Como o próprio título diz, esse texto serve para explicar que isso que virá a seguir, não é um review do filme Bastardos Inglórios, de Quentin Tarantino, diretor de Cães de Aluguel, Pulp Fiction e Kill Bill, entre outros.
Mas como eu ia dizendo, eu não vou falar como o filme é bacana, como ele explora bem esse lance de vingança que todo mundo comenta nos textos espalhados pela internet e como Brad Pitt mandou bem no papel principal. Ou quase, não sei porque não vi.
Eu também lembrei que eu não vou falar como só o Quentin Tarantino consegue utilizar um monte de cenas clichês, diálogos banais e transformar tudo em arte. Coisa chique, criticada cordialmente por todos os especialistas em cinema, sejam eles da TV, de revistas ou jornais. Me diz quem em sã consciência diria que Kill Bill é uma explosão de criatividade se fosse feito por um chinês louco aí da subdivisão dos filmes C de artes marciais? Eu não posso falar essas coisas porque não assisti Bastardos Inglórios ainda e não poderia montar uma comparação coerente apenas conhecendo um lado da moeda.
Lembrei de mais uma coisa que esse texto não é: uma desculpa para preencher o espaço vazio do blog depois do review do primeiro capítulo de Fairy Tail, que rendeu boas visitas.

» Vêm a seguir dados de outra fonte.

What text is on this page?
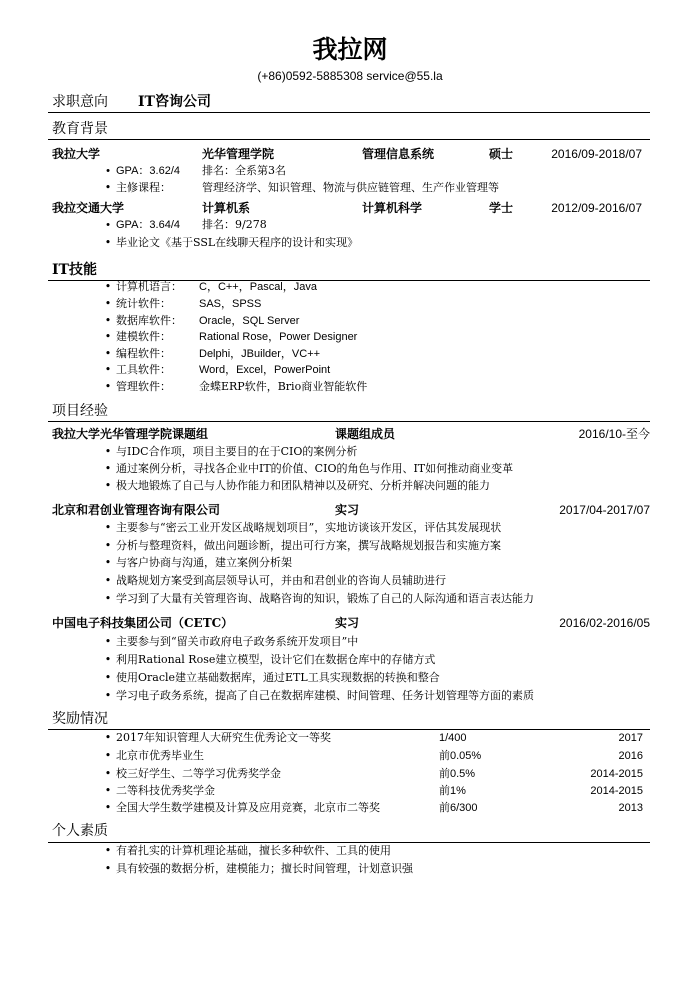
我拉网
(+86)0592-5885308 service@55.la
求职意向 IT咨询公司
教育背景
我拉大学	光华管理学院	管理信息系统	硕士	2016/09-2018/07
• GPA：3.62/4 排名：全系第3名
• 主修课程：	管理经济学、知识管理、物流与供应链管理、生产作业管理等
我拉交通大学	计算机系	计算机科学	学士	2012/09-2016/07
• GPA：3.64/4 排名：9/278
• 毕业论文《基于SSL在线聊天程序的设计和实现》
IT技能
• 计算机语言： C，C++，Pascal，Java
• 统计软件：	SAS，SPSS
• 数据库软件： Oracle，SQL Server
• 建模软件：	Rational Rose，Power Designer
• 编程软件：	Delphi，JBuilder，VC++
• 工具软件：	Word，Excel，PowerPoint
• 管理软件：	金蝶ERP软件，Brio商业智能软件
项目经验
我拉大学光华管理学院课题组	课题组成员	2016/10-至今
• 与IDC合作项，项目主要目的在于CIO的案例分析
• 通过案例分析，寻找各企业中IT的价值、CIO的角色与作用、IT如何推动商业变革
• 极大地锻炼了自己与人协作能力和团队精神以及研究、分析并解决问题的能力
北京和君创业管理咨询有限公司	实习	2017/04-2017/07
• 主要参与“密云工业开发区战略规划项目”，实地访谈该开发区，评估其发展现状
• 分析与整理资料，做出问题诊断，提出可行方案，撰写战略规划报告和实施方案
• 与客户协商与沟通，建立案例分析架
• 战略规划方案受到高层领导认可，并由和君创业的咨询人员辅助进行
• 学习到了大量有关管理咨询、战略咨询的知识，锻炼了自己的人际沟通和语言表达能力
中国电子科技集团公司（CETC）	实习	2016/02-2016/05
• 主要参与到“留关市政府电子政务系统开发项目”中
• 利用Rational Rose建立模型，设计它们在数据仓库中的存储方式
• 使用Oracle建立基础数据库，通过ETL工具实现数据的转换和整合
• 学习电子政务系统，提高了自己在数据库建模、时间管理、任务计划管理等方面的素质
奖励情况
• 2017年知识管理人大研究生优秀论文一等奖	1/400	2017
• 北京市优秀毕业生	前0.05%	2016
• 校三好学生、二等学习优秀奖学金	前0.5%	2014-2015
• 二等科技优秀奖学金	前1%	2014-2015
• 全国大学生数学建模及计算及应用竞赛，北京市二等奖	前6/300	2013
个人素质
• 有着扎实的计算机理论基础，擅长多种软件、工具的使用
• 具有较强的数据分析，建模能力；擅长时间管理，计划意识强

Aliás, obrigado pelas visitas diárias, semanais, quinzenais e mensais. Estou muito feliz de olhar os números de visitação e constatar que consegui levar meus escritos pra tantas pessoas. Não falarei em números porque não é legal se gabar disso assim, na cara dura. Mas putz, tem bastante gente olhando e isso é legal!
Se eu começar a escrever um livro aqui, será que rende igual, ou as pessoas só querem saber de Fairy Tail?